Era un junio reciente. Todavía sin oleadas de calor. Se celebraba el Jubileo de la Reina mientras los Rolling aterrizan en Madrid al tiempo que yo despegaba hacia Escocia. Hacía dos años que no volaba, desde los inventos del confinamiento. Me quité la mascarilla al salir del metro y no me la volví a poner hasta que subí al avión de vuelta para España diez días después. Fue un viaje largo, desde Edimburgo hasta Dundee recorriendo intensamente los pueblos de alrededor con especial relevancia a St Andrews, plató de «Carros de fuego», sede del golf escocés y universidad de élite que acoge a los nuevos herederos británicos.
Pandora me estaba esperando en el aeropuerto. La vi bien, dadas las circunstancias. La amistad profunda da una visión homogénea que burla tiempos y espacios, por lo que los cambios no se aprecian. El cariño, tan nutrido de experiencias, hace una coraza propia e incompartible que hace obviar los pasos del fantasma del tiempo y sus devastaciones. Nosotros seguimos siendo los mismos desde Dublín. E incluso desde otras vidas, que son más recordadas por ella. La ventaja de Pandora es que, al obviar la trascendencia futura, piensa desde un pasado inmanente, eterno y remoto en el cual me incluye. Yo no tengo esa suerte, pero me siento honrado. Me acomodo a sus revelaciones, las hago mías, las convierto en buenas historias y lo aderezo de eternoretornismo.

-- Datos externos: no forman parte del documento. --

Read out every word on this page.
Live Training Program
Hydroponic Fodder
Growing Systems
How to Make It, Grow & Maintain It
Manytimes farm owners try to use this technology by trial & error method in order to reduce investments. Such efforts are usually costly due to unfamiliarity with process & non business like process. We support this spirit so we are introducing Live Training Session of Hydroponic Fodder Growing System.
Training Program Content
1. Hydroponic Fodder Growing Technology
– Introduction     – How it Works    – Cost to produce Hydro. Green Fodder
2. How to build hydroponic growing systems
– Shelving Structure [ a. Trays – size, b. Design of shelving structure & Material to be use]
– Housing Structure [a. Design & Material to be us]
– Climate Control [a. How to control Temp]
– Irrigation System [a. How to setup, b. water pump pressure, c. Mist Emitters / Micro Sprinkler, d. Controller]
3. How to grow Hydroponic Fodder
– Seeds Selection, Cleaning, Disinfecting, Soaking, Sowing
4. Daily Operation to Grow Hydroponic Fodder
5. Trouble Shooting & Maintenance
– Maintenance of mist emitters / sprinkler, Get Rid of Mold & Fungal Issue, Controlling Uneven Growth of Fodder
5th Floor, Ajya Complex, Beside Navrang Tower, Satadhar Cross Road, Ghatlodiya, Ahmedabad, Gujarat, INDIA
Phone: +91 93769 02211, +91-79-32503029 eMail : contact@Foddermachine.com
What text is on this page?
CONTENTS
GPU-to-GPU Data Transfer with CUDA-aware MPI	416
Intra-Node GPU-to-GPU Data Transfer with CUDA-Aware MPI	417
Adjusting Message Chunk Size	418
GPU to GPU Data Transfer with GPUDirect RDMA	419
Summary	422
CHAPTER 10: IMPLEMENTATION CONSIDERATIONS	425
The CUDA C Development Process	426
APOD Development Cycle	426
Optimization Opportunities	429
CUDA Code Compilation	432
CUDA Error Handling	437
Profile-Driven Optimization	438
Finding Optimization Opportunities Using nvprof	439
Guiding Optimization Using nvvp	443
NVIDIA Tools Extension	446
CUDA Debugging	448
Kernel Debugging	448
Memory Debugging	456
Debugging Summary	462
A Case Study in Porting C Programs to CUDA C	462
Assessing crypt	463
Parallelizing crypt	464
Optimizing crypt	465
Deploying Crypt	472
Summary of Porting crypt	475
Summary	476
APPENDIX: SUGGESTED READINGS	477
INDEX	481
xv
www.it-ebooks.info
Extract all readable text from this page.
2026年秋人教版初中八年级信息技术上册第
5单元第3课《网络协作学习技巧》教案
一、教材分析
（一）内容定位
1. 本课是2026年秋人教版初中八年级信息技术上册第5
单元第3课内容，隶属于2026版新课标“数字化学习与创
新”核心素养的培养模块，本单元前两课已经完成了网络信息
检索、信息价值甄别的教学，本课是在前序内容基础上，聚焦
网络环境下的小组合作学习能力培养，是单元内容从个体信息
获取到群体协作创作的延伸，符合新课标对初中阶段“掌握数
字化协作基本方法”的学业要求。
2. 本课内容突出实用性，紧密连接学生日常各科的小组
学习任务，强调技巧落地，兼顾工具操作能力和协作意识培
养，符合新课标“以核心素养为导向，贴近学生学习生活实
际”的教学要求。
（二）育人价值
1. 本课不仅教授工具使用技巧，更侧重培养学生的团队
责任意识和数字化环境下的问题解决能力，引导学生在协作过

Con esa forja de paganismo racional y sofisticado nos hemos hecho un imaginario propio y habitable. Pandora nos creó así un pasado, como yo me creo una novela. Ambos sirven perfectamente como fundamento de realidad del presente absoluto, lo que llaman ahora los «mitos fundantes». Y es que, una unión sin esos mitos, no dura nada. Porque los mitos no son mentiras, hay que aclararlo ya, son una forma para explicar una verdad que de otra forma no se entiende. La «verdad» en bruto, por muy cierta que sea, no transmite si no se la trabaja. Por ejemplo, Pandora tiene los apellidos del esclavista escocés que se hizo con las plantaciones de Jamaica. Y ese estigma, por cierto que sea, no es agradable. Y asumir esa verdad, te rompe.
No lo lleva mal, todo hay que decirlo. Desde luego mejor que lo llevaría yo sí tuviera que oír mi apellido con la inevitable constancia de que todos mis antepasados… son esclavos. Nosotros, que hacemos encajes de bolillos pretendiendo que somos hijos «de algo» con nuestros escuditos, palmas de oro, castillos forjados y princesas rubitas. Claro, no se puede ver la realidad sabiendo que vienes de castillos encantados o de cadenas ensangrentadas.
Pero eso no nos importa. Cosas de la vida. Nuestro mito fundante se basa en una Unión, afecto, imaginación y algo de silencio en determinados temas. Porque nos conocemos muy bien para saber cultivar conversaciones y sembrar los silencios. No he tenido muchas uniones así. En mi entorno natural todos vivimos de ideas heredadas que compartimos. La amistad puede hacer discutirlas, debatir las, pero si no hay tal cosa – y no las suele haber – terminas rodeado de «camaradas», lo cual es lo más aburrido del mundo, pues sólo sirven para las trincheras.
Ir a tierra extraña, se me hace siempre un viaje al mito, fuertemente construido y fielmente cultivado en todos sus aspectos que me hace entender cosas que en los terruños propios ni te lo planteas.
En aquel Jubileo, se mostró un mito de plasma con la imagen de la Reina hablando con un oso tomando el té. Elizabeth no llevaba corona y el Teddy virtual tenía acento de Bristol. Se unían así a las 5 O’clock dándonos una imagen graciosa y despreocupada. Ni Pandora ni yo somos monárquicos, en algo tenemos que coincidir. Sonreímos y brindamos con ellos, bajo la lluvia tranquila de un día de oasis entre semana.
Este mes será un antes y un después para Pandora. Octubre llega bravío y con sentencias. Se aceptarán como vengan, pues las uniones son eternas y nosotros no pedimos explicaciones al destino. Con luchar contra él, vale.